Rantı oldukça yüksek olan zayıflama sektörlerinin her geçen gün yeni bir zayıflama ve diyet ürettiklerini, bunların da yalnızca maddi çıkarlı olduğunu savunan Denizli Devlet Hastanesi Beslenme Uzmanı Yıldız, "Bu pazardan pay kapma savaşı içindeki kurumlar, bilimsel bir dayanağı olmayan birçok yöntemi kullanmaktan çekinmemektedir. Bu da bireyleri ve dolayısıyla toplumu etkileyerek kişileri yanlış beslenme ve yanlış hayat tarzına sürüklemektedir. Dikkat edildiğinde, bu tür işletmelerin genelde parayı devamlı gelen müşterilerinden kazandıkları görülür. Bunun sebebi kısa sürede çok düşük kalorili diyetlerle kilo vermeleri ve sonuca ulaştıktan sonra bu kiloyu koruyamamalarıdır" dedi.

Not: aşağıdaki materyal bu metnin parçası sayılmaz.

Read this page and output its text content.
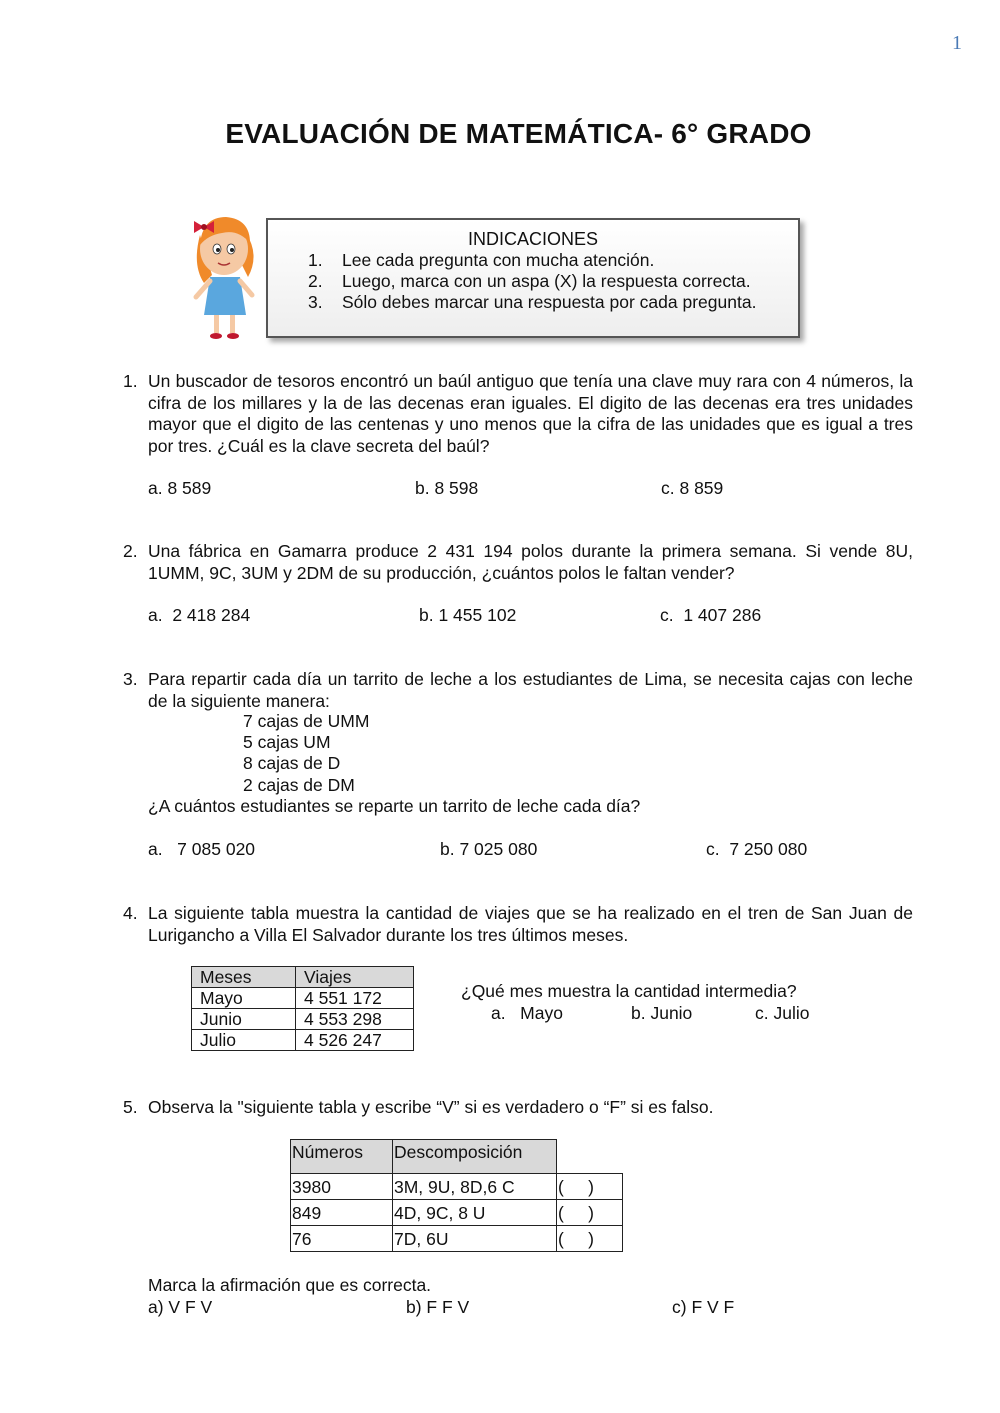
1
EVALUACIÓN DE MATEMÁTICA- 6° GRADO
INDICACIONES
1. Lee cada pregunta con mucha atención.
2. Luego, marca con un aspa (X) la respuesta correcta.
3. Sólo debes marcar una respuesta por cada pregunta.
1. Un buscador de tesoros encontró un baúl antiguo que tenía una clave muy rara con 4 números, la cifra de los millares y la de las decenas eran iguales. El digito de las decenas era tres unidades mayor que el digito de las centenas y uno menos que la cifra de las unidades que es igual a tres por tres. ¿Cuál es la clave secreta del baúl?
a. 8 589	b. 8 598	c. 8 859
2. Una fábrica en Gamarra produce 2 431 194 polos durante la primera semana. Si vende 8U, 1UMM, 9C, 3UM y 2DM de su producción, ¿cuántos polos le faltan vender?
a.  2 418 284	b. 1 455 102	c.  1 407 286
3. Para repartir cada día un tarrito de leche a los estudiantes de Lima, se necesita cajas con leche de la siguiente manera:
7 cajas de UMM
5 cajas UM
8 cajas de D
2 cajas de DM
¿A cuántos estudiantes se reparte un tarrito de leche cada día?
a.   7 085 020	b. 7 025 080	c.  7 250 080
4. La siguiente tabla muestra la cantidad de viajes que se ha realizado en el tren de San Juan de Lurigancho a Villa El Salvador durante los tres últimos meses.
Meses	Viajes
Mayo	4 551 172
Junio	4 553 298
Julio	4 526 247
¿Qué mes muestra la cantidad intermedia?
a.   Mayo	b. Junio	c. Julio
5. Observa la "siguiente tabla y escribe “V” si es verdadero o “F” si es falso.
Números	Descomposición	
3980	3M, 9U, 8D,6 C	(     )
849	4D, 9C, 8 U	(     )
76	7D, 6U	(     )
Marca la afirmación que es correcta.
a) V F V	b) F F V	c) F V F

Bu tür diyetlerin insan sağlığına etkilerini fırlatılan bir bumerangın yakalayamayıp başa çarpması gibi değerlendiren Yıldız, "Bu tür beslenme programı uygulandığında vücut, metabolizmayı inanılmaz bir şekilde azaltarak korumaya geçer ve yaşam çok az gıdayla sürdürülmeye programlanır. Her insanın sahip olduğu bir bazal metabolizma hızı ve aktif enerjisi vardır. Bazal metabolizma hızı, 24 saat boyunca bir insanın istirahat halindeyken harcadığı ve sadece organların yaşamsal fonksiyonlarını sağlıklı bir şekilde sürdürebilmeleri için gerekli enerji miktarıdır. Bu hızı etkileyen etmenler yaş, boy, cinsiyet, aktivite ve beslenme öyküsüdür. Aktif enerji ise günlük tempoyla harcanan enerji miktarıdır. Ve bu diyetler adıyla pazarlanan diyetlerin hepsi bazal metabolizma hızından çok daha düşük kalorili diyetlerdir. Bu nedenle insanlara iki haftada 5-8 kilo gibi uçuk rakamlar telaffuz etmektedirler" şeklinde açıklamalarda bulundu.

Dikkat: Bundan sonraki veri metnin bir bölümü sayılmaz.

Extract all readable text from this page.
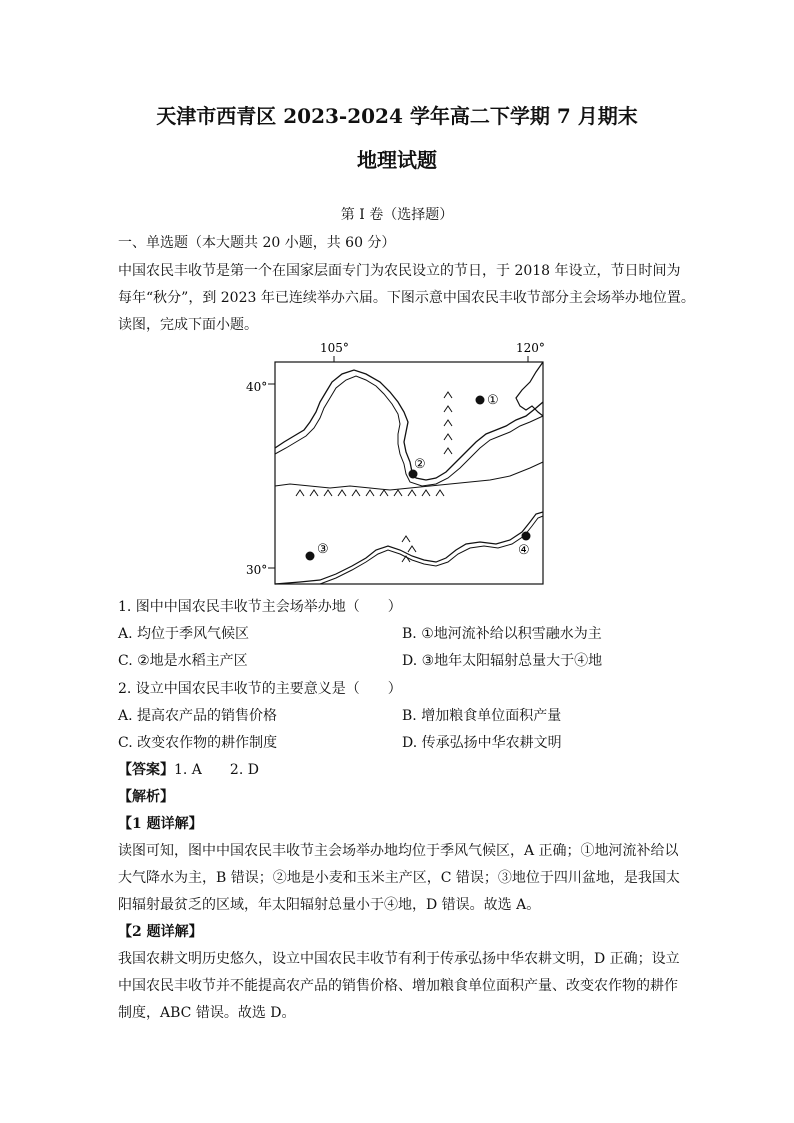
天津市西青区 2023-2024 学年高二下学期 7 月期末
地理试题
第 I 卷（选择题）
一、单选题（本大题共 20 小题，共 60 分）
中国农民丰收节是第一个在国家层面专门为农民设立的节日，于 2018 年设立，节日时间为
每年“秋分”，到 2023 年已连续举办六届。下图示意中国农民丰收节部分主会场举办地位置。
读图，完成下面小题。
105°	120°
40°
30°
①
②
③	④
1. 图中中国农民丰收节主会场举办地（　　）
A. 均位于季风气候区	B. ①地河流补给以积雪融水为主
C. ②地是水稻主产区	D. ③地年太阳辐射总量大于④地
2. 设立中国农民丰收节的主要意义是（　　）
A. 提高农产品的销售价格	B. 增加粮食单位面积产量
C. 改变农作物的耕作制度	D. 传承弘扬中华农耕文明
【答案】1. A　　2. D
【解析】
【1 题详解】
读图可知，图中中国农民丰收节主会场举办地均位于季风气候区，A 正确；①地河流补给以
大气降水为主，B 错误；②地是小麦和玉米主产区，C 错误；③地位于四川盆地，是我国太
阳辐射最贫乏的区域，年太阳辐射总量小于④地，D 错误。故选 A。
【2 题详解】
我国农耕文明历史悠久，设立中国农民丰收节有利于传承弘扬中华农耕文明，D 正确；设立
中国农民丰收节并不能提高农产品的销售价格、增加粮食单位面积产量、改变农作物的耕作
制度，ABC 错误。故选 D。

Beslenme Uzmanı Yıldız, yanlış diyet uygulaması nedeniyle daha sonra birçok sorunlarla karşılaşıldığını söyleyerek, "Kilo kaybının sonrasında ise bazal metabolizma hızının altında bir kaloriyle diyet yapıldığında da, vücutta kıtlık metabolizması dediğimiz bir metabolizma çatışmaya başlar. Siz hızla kilo verirken vücut kıtlık var, yağ depola emri alır. Vücut aldığı enerjiyi yağdan gelenini ve karbonhidratlardan gelenini depolayarak proteini enerji olarak kullanmaya başlar ve vücut siz farkında olmadan yağlanmaya başlar. Ve proteinler enerji olarak kullanıldığı için, vücut kas ve su kaybettiği için siz kilo verdiğinizi zannedersiniz. Sadece bunu da yapmaz ve ileride yine aynı durumla karşılaşırım diyerek çoğu zaman daha fazla kilo almaya vücudu programlar" dedi.

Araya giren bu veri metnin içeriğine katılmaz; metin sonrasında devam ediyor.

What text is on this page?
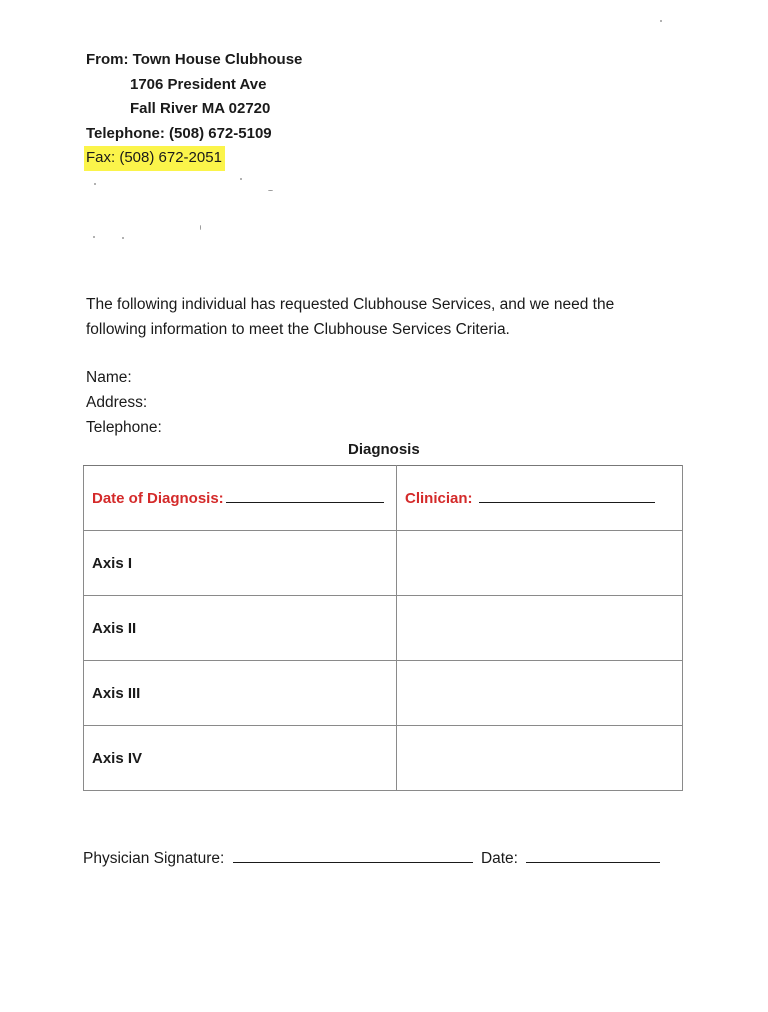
From: Town House Clubhouse
1706 President Ave
Fall River MA 02720
Telephone: (508) 672-5109
Fax: (508) 672-2051
The following individual has requested Clubhouse Services, and we need the
following information to meet the Clubhouse Services Criteria.
Name:
Address:
Telephone:
Diagnosis
Date of Diagnosis:	Clinician:
Axis I	
Axis II	
Axis III	
Axis IV	
Physician Signature:	Date:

Kilo vermede önemli olanın yaşama hareket katılması olduğunu kaydeden Yıldız, "Özellikle teknolojik gelişmelere paralel olarak artan obeziteye karşı ufak ama yararlı alışkanlıklar edinilebilir. Kısa mesafelerde araba kullanılmaması, asansör yerine merdiven tercih edilmesi gibi. Egzersizle kastedilen aerobik tarzda egzersiz olup, bu egzersizler vücuda oksijen kazandırır. Bu egzersizlerin özelliği, belli bir sürede belli bir program dahilinde sadece nabız artışını hafifçe yükselten egzersizlerdir" diye konuştu.
İyi ve sağlıklı bir diyet programının asla açlık hissi uyandırmadığını ve sağlıklı bir şekilde haftada 1 kilogram verilebileceğini belirten Yıldız, "Bu tür beslenmeyi yaşam tarzı haline getirmek gerekmektedir. Ve şu da bir gerçek ki devamlı bu tür diyetleri uygulayıp kilo alıp, veren insanlar eğer bu diyetleri uygulamasalardı bugün daha az kilolu olurlardı. Bu nedenle kilo vermek isteyen kişiler öncelikle sağlık kontrollerini yaptırdıktan sonra bir diyetisyene başvurmalı ve kendilerine özgü diyet programlarını almaları gerekmektedir" dedi.